Spring is on its way and that means we can start pulling out our citrus recipes! I am a huge fan of citrus. In food form and scent form, so this recipe was right up my alley. As a kid my mother would buy a box of powdered lemon cookies that I absolutely adored. I'm not sure they make them anymore, I haven't seen them in years, so when I found this recipe in my Southern Living magazine I knew I had to make them! These cookies are extra zesty and soft, not crunchy. They should be stored in an air tight container and the recipe yields about two dozen small cookies.

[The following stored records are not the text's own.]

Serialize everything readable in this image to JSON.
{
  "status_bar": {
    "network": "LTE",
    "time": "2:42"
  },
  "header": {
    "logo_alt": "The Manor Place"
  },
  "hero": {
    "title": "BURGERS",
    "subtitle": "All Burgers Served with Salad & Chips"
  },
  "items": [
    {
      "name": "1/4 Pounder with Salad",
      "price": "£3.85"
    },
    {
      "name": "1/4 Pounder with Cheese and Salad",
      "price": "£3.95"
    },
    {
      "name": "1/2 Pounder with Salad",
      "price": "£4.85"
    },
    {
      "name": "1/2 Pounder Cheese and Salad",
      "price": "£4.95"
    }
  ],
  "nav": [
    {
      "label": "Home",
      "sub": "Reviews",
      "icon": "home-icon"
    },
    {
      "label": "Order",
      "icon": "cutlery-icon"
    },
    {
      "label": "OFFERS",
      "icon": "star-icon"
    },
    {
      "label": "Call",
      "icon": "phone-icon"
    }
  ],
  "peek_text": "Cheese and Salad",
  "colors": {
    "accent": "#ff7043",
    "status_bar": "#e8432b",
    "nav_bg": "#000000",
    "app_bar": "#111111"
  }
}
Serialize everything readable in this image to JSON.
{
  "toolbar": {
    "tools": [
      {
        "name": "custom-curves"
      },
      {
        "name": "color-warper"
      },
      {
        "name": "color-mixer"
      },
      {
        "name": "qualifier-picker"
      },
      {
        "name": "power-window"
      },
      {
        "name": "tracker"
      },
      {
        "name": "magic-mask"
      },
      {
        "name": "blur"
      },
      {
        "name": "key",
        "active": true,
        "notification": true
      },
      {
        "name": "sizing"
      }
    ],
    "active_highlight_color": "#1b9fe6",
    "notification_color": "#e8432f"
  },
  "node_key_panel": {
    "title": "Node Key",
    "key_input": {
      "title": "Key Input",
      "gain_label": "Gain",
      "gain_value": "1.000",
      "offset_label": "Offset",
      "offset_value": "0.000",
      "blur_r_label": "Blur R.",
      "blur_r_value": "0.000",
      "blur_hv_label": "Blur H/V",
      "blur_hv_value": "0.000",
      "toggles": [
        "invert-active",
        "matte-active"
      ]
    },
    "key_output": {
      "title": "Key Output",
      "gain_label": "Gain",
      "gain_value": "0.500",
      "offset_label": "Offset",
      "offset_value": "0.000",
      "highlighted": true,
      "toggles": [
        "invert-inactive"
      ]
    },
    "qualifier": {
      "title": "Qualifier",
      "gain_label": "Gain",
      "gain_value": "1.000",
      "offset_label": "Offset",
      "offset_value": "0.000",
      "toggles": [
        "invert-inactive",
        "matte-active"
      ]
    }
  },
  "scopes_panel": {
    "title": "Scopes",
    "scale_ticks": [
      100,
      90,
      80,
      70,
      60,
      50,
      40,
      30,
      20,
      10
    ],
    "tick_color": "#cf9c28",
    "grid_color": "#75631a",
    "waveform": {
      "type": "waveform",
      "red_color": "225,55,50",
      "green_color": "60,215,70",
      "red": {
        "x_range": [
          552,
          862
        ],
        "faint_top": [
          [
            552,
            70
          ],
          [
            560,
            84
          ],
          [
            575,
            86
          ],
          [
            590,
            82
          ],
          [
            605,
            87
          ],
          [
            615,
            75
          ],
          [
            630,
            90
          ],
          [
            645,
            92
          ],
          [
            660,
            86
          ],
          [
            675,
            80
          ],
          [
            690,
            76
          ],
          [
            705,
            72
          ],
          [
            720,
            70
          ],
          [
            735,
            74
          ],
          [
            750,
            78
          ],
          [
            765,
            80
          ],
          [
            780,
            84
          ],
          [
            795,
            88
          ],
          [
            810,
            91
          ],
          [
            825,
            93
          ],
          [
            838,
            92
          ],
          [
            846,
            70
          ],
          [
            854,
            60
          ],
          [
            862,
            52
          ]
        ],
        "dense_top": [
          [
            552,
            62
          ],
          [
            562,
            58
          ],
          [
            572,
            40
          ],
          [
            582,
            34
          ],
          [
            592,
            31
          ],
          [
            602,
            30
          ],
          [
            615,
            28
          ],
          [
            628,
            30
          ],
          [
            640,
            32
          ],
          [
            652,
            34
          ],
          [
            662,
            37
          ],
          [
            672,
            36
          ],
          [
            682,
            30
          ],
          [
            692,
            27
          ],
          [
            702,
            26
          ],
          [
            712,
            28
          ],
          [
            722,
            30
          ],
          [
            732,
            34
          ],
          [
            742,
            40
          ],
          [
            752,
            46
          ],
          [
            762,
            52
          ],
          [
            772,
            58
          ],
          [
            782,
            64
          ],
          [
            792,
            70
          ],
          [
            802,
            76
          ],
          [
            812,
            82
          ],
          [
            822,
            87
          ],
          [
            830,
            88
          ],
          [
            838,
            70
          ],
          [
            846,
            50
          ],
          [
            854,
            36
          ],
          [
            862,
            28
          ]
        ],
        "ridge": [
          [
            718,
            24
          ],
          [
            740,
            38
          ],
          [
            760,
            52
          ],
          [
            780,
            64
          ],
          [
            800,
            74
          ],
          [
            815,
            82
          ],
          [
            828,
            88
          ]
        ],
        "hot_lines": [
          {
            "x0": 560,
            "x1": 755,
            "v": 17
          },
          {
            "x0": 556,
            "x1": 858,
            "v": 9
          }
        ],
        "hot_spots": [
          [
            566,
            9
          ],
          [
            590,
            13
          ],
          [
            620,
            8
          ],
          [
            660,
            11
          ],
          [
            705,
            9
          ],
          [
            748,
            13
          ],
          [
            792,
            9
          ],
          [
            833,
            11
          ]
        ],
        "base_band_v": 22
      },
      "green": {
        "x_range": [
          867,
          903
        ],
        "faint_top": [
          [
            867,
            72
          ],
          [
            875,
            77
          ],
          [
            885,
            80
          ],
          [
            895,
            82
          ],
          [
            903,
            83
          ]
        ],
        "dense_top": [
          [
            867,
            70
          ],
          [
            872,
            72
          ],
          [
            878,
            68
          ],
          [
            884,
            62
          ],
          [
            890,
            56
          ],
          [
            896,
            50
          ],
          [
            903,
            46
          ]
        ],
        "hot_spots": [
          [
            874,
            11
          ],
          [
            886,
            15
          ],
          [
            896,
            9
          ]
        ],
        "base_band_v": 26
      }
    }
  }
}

- 3/4 cup plus 2 Tbsp. butter, softened
- 1 1/2 cups powdered sugar, divided
- 1 tablespoon lemon zest
- 3 tablespoons fresh lemon juice
- 1 1/2 cups all-purpose flour
- 1/4 cup cornstarch
- 1/4 teaspoon table salt
- 1. Beat butter at medium speed with a heavy-duty electric stand mixer until creamy. Add 1/2 cup powdered sugar; beat at medium speed until light and fluffy. Stir in zest and juice. Whisk together flour and next 2 ingredients. Gradually add flour mixture to butter mixture, beating at low speed just until blended. Cover and chill 1 hour.
- 2. Preheat oven to 350°. Drop dough by level spoonfuls 2 inches apart onto parchment paper-lined baking sheets, using a 1-inch cookie scoop.
- 3. Bake at 350° for 13 minutes or until lightly browned around edges. Cool on baking sheets 5 minutes.
- 4. Toss together warm cookies and remaining 1 cup powdered sugar in a small bowl.